Он подумал о ее здоровье, о возможной беременности.
Но Галина мгновенно разрушила эти предположения.
– А разве нет? – резко возразила она. – У нас ведь давно с тобой нет никакой семьи, Гриша. Одна только видимость.
– Галя, успокойся, – сказал Буров. – Ты, наверное, устала сегодня.
– Замолчать? – повысила голос Галина. – Опять? Так и будем с тобой молчать, делать вид, будто все в порядке?
– Так а что не в порядке-то? – удивился Буров, принимаясь за обед. Он почти успокоился. Галина бушует по какому-то женскому поводу, это пройдет. Все женатые мужики время от времени попадают под град женских упреков. И это всегда проходит само собой.
– Значит, нет проблемы? – настаивала Галина.
Буров жадно набросился на суп. Он изголодался за сегодняшний день. Времени даже перекусить не было совершенно.
– Да о каких проблемах ты говоришь? – с набитым ртом переспросил он. – Нормальная у нас семья. Может, не самая лучшая, не образцово там показательная. Но нормальная. Не самая худшая. Галина, ты раздуваешь скандал на пустом месте, просто от скуки. А у меня серьезные проблемы на производстве.
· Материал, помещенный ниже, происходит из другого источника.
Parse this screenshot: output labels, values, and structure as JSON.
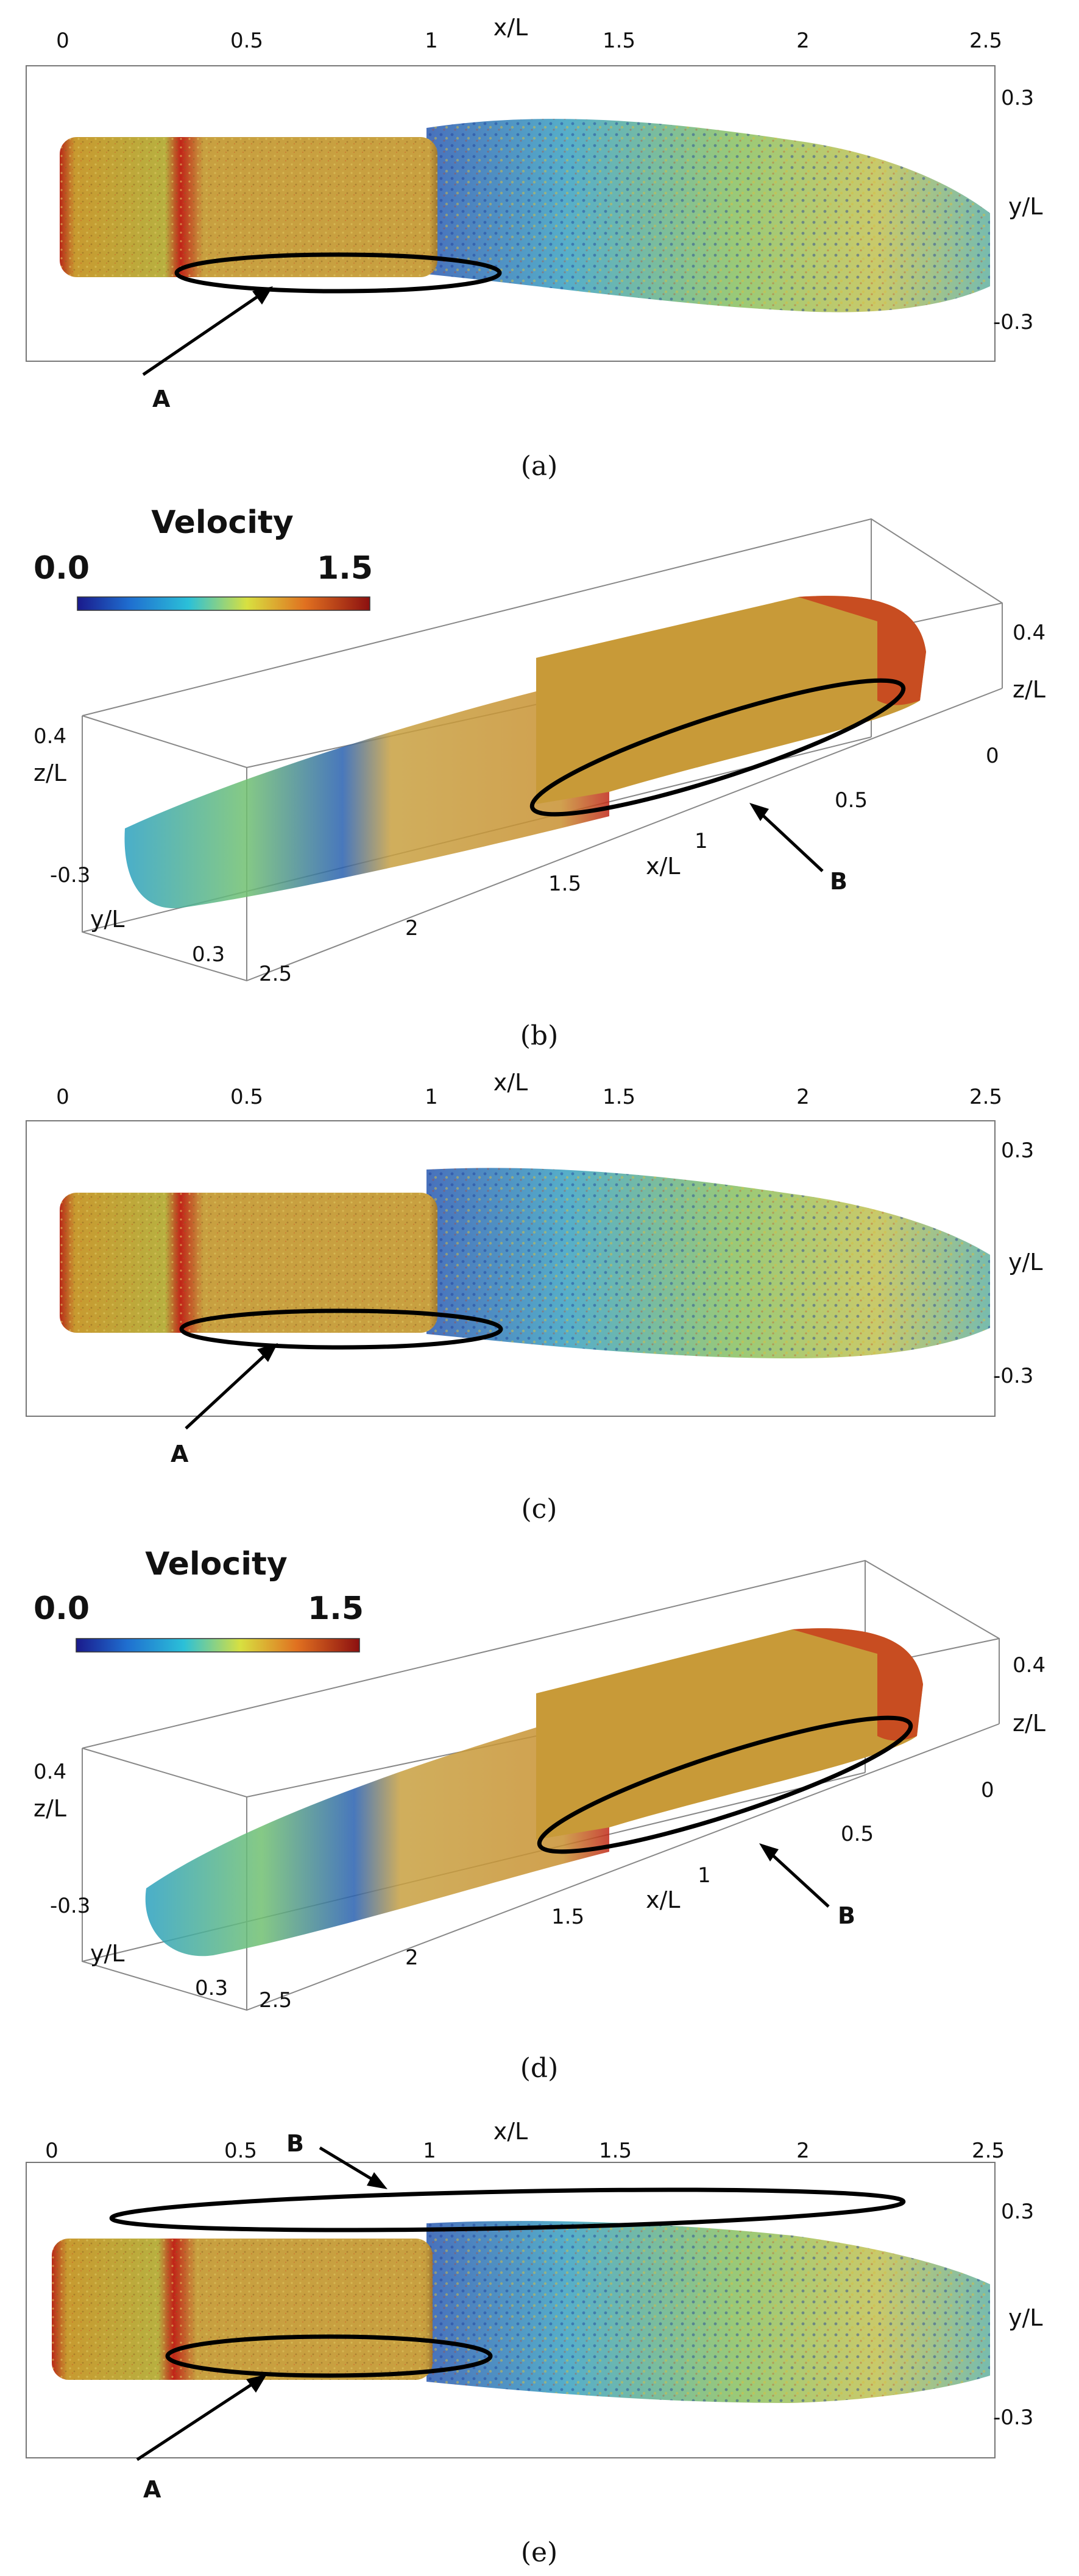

И до сих пор нет первой нефти…
– Нефть! – закричала Галина, теряя остатки самообладания. – Нефть! Нефть! Мы уже десять лет говорим с тобой только о нефти! Когда ты был буровым мастером, мы хотя бы виделись… изредка. Когда ты стал начальником… Я надеялась, что начнется наконец оседлая жизнь. А что получилось?
– Не сгущай краски…
– А я и не сгущаю. Не требуется ничего сгущать. Ты ночуешь теперь в кабинете, и жена твоя – буровая вышка.
Буров уронил ложку.
– Так. Проблемы на работе. Проблемы в семье. Ты права, Галина. Это во мне все дело!
Он встал, отодвинул тарелку и отправился спать.
– Я в Москву уезжаю, – сказала Галина, глядя на захлопнувшуюся дверь. – К маме!
– Делай что хочешь, – послышалось из-за двери.
Усталый, тяжелый голос. Галина прислушалась – не скажет ли Буров еще что-нибудь. Но до нее почти сразу же донесся храп. Муж провалился в сон.
– Поговорили, – прошептала Галина. – Что ж, если так… Если все так оборачивается… Может, оно и к лучшему.
Косыгин приехал. Известие о том, что самолет из Москвы приземлился, выдернуло Бурова из постели. Он едва перемолвился с Галиной словом, не замечая, как странно она на него смотрит. Он не слышал ее беззвучного крика. А она заклинала: «Обрати на меня внимание наконец! Взгляни мне в глаза. Ты не можешь не увидеть в них боли… Я сегодня уезжаю. Я уже купила билет. Я хотела сказать тебе об этом и услышать: „Галя, что ты делаешь? Скоро все переменится к лучшему, обещаю тебе. Галочка, не уезжай. Я не могу без тебя, без твоей молчаливой поддержки. Все будет хорошо, Галя“».
Ни-че-го.
Облачился в костюм, нервно затянул узел галстука.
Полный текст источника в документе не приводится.